Impaired Nurse: Drug Test Not Shielded From Board Subpoena.

Legal Eagle Eye Newsletter for the Nursing Profession

December 2016

  State law gives patients strict confidentiality for the records of their substance abuse treatment.  However, a nurse suspected of impairment on the job who must give his or her employer a sample for drug or alcohol testing is not within the definition of a patient under that state law.  COMMONWEALTH COURT OF PENNSYLVANIA October 28, 2016       

  Based on reasonable suspicion that she was under the influence of drugs or alcohol on the job, a registered nurse was required by her supervisor per hospital policy to give a specimen to be sent to an outside laboratory for testing.  The test came back positive.  The nurse was fired and was reported to the State Board of Nursing.

  As part of its investigation before taking action vis a vis the nurse’s license, the State Board issued a subpoena to the hospital for the actual test results.  The hospital refused, citing a state law which strictly protects the confidentiality of patients’ treatment records for substance abuse.  The Commonwealth Court of Pennsylvania ordered the hospital to comply with the State Board’s subpoena and turn over the nurse’s test results.

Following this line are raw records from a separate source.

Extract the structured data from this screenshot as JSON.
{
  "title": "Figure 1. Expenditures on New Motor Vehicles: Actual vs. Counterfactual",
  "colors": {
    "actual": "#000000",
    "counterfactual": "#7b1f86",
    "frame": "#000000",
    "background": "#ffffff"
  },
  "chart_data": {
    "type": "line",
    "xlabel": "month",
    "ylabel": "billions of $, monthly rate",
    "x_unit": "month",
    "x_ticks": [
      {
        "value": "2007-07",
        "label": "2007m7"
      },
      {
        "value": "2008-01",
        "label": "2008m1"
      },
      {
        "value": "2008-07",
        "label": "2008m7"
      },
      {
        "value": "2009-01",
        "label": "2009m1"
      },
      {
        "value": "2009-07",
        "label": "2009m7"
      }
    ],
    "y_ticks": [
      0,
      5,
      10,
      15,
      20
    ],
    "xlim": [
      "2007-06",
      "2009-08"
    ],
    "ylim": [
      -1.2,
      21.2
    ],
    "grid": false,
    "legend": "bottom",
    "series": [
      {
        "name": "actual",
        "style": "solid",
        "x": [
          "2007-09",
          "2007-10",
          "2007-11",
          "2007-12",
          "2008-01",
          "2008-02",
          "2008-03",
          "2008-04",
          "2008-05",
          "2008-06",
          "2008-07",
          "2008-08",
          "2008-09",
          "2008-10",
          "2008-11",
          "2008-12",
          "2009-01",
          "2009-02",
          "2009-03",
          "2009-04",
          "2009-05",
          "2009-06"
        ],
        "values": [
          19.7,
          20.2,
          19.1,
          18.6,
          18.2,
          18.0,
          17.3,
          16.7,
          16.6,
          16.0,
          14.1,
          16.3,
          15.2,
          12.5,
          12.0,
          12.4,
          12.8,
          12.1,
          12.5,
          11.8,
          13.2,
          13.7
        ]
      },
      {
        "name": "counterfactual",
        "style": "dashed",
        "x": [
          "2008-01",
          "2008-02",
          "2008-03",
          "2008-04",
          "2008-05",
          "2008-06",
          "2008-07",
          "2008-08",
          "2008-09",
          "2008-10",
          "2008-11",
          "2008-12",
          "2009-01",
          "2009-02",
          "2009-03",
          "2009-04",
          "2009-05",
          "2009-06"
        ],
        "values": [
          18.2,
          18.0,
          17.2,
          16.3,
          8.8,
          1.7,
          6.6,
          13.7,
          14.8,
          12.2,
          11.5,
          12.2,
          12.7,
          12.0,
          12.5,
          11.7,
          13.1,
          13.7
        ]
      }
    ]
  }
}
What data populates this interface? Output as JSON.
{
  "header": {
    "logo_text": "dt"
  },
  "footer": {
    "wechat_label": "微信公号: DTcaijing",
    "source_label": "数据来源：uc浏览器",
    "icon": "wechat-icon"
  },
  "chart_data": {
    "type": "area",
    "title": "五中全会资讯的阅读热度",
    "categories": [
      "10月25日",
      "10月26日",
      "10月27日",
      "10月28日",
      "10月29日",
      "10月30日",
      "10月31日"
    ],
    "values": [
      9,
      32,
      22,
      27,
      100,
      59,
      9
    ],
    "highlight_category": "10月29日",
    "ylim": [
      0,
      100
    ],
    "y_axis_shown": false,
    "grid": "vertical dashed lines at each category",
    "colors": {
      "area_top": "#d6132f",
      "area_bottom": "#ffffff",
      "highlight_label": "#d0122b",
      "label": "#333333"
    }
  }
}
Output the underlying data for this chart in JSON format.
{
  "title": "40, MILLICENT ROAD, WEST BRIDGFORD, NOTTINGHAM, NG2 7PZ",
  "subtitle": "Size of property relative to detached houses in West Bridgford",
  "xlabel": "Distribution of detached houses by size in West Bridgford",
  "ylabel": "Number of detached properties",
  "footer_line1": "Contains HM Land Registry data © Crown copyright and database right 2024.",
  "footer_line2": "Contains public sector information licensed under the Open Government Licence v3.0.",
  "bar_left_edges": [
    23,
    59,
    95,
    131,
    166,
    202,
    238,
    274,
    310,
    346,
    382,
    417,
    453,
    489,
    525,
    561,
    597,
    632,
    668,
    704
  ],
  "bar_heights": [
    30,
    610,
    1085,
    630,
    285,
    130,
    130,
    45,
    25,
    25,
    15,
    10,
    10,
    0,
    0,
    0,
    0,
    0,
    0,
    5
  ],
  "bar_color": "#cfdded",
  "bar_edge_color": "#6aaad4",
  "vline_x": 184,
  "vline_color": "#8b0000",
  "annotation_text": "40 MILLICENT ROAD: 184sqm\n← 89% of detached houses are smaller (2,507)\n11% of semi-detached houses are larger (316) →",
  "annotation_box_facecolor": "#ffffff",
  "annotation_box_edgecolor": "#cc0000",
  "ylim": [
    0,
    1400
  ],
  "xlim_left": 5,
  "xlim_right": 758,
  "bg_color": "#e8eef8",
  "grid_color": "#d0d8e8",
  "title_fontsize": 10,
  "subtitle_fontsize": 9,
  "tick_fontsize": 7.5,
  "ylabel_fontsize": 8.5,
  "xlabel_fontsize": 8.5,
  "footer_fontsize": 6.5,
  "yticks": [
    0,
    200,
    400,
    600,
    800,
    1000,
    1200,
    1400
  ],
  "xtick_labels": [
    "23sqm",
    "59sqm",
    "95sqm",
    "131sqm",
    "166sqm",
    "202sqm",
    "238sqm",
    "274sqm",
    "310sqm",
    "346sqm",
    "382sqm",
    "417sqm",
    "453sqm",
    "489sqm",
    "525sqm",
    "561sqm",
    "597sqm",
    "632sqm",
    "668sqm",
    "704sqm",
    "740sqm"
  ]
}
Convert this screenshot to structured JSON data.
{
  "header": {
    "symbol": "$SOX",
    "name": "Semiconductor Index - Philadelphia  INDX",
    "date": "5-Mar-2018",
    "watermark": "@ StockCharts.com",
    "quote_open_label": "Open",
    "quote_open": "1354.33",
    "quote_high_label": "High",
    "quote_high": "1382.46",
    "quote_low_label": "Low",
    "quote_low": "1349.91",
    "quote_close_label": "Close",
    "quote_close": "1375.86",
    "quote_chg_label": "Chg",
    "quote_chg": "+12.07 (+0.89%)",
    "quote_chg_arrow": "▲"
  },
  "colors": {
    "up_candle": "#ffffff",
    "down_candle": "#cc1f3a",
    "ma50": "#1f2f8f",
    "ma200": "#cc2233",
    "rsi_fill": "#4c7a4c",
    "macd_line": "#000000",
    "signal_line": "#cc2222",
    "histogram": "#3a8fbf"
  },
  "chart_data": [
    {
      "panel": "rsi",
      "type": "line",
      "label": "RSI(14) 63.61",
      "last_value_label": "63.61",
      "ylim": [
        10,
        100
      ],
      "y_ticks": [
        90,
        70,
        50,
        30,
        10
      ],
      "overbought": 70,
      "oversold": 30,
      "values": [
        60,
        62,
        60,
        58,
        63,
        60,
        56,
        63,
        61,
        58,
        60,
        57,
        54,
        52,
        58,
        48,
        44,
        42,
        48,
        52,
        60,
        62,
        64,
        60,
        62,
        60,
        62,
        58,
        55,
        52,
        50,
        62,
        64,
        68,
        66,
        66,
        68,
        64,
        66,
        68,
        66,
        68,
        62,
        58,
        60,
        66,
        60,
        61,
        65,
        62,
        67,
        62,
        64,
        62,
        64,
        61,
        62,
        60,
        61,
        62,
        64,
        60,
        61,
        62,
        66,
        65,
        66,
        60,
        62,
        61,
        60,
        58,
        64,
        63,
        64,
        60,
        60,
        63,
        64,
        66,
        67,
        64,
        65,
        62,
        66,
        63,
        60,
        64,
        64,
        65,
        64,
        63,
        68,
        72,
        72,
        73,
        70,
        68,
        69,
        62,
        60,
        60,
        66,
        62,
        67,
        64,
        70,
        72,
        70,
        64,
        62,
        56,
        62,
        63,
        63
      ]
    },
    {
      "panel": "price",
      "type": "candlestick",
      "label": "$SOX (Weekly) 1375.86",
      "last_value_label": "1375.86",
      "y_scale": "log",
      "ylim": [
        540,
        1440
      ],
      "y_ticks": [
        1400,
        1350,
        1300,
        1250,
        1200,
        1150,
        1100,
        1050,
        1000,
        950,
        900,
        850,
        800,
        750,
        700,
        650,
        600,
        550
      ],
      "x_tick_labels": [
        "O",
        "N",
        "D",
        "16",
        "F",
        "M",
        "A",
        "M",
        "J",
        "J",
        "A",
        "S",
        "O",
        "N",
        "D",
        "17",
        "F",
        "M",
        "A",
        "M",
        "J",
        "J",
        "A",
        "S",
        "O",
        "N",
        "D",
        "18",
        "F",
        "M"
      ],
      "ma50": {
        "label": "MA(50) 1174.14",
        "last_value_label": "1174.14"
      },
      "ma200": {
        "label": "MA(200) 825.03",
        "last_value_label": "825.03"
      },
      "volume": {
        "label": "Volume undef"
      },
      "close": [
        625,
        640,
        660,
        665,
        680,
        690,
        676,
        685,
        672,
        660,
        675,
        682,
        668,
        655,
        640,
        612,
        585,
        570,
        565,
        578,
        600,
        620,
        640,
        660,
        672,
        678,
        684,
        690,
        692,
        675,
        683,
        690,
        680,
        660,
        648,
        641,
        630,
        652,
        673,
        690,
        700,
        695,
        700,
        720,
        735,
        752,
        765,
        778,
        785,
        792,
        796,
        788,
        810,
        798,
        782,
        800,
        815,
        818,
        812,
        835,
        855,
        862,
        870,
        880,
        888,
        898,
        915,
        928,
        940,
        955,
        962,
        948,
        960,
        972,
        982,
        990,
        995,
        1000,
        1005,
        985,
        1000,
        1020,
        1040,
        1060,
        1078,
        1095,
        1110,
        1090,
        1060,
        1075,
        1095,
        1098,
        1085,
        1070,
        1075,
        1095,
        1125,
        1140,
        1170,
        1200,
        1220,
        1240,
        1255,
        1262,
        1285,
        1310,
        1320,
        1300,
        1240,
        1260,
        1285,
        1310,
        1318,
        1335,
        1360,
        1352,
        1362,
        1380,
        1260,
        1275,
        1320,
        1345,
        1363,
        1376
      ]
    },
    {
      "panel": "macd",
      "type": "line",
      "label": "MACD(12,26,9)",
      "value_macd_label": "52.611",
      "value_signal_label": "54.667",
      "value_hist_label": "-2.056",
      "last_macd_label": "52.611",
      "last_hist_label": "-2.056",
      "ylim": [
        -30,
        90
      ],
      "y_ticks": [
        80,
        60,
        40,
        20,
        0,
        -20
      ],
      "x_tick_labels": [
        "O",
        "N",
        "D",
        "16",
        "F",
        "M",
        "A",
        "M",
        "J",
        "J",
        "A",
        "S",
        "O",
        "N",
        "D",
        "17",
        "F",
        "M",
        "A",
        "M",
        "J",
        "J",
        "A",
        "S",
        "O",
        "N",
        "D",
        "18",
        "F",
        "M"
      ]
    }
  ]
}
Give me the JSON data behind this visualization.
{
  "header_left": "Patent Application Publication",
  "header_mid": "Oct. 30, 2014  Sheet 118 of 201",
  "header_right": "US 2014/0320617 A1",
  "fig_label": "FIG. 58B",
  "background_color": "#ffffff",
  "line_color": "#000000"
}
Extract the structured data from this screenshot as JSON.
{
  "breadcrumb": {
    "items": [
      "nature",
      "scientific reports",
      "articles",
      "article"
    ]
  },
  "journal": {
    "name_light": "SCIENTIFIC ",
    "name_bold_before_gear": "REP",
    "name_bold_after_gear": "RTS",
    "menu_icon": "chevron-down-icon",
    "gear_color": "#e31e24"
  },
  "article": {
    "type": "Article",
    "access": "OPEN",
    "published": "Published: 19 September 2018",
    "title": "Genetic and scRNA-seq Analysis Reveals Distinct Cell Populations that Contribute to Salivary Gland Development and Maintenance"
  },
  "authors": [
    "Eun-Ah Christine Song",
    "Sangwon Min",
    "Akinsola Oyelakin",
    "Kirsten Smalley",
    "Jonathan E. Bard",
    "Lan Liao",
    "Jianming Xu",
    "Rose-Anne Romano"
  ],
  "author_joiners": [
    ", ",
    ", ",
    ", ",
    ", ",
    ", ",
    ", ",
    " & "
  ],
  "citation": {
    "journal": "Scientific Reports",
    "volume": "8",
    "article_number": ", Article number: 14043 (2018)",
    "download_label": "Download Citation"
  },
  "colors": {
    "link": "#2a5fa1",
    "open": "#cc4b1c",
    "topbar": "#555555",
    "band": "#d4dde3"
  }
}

  The state law which protects the confidentiality of patients’ records for drug and alcohol treatment does not apply to a nurse who is required to give his or her employer a sample for testing based on reasonable suspicion of impairment on the job.  The nurse in this case also did not fit the definition of a patient under the law.  Nor did her circumstance fit within the law’s definition of treatment. State Board v. Abington, __ A. 3d __, 2016 WL 6311665 (Pa. Commwth., October 28, 2016).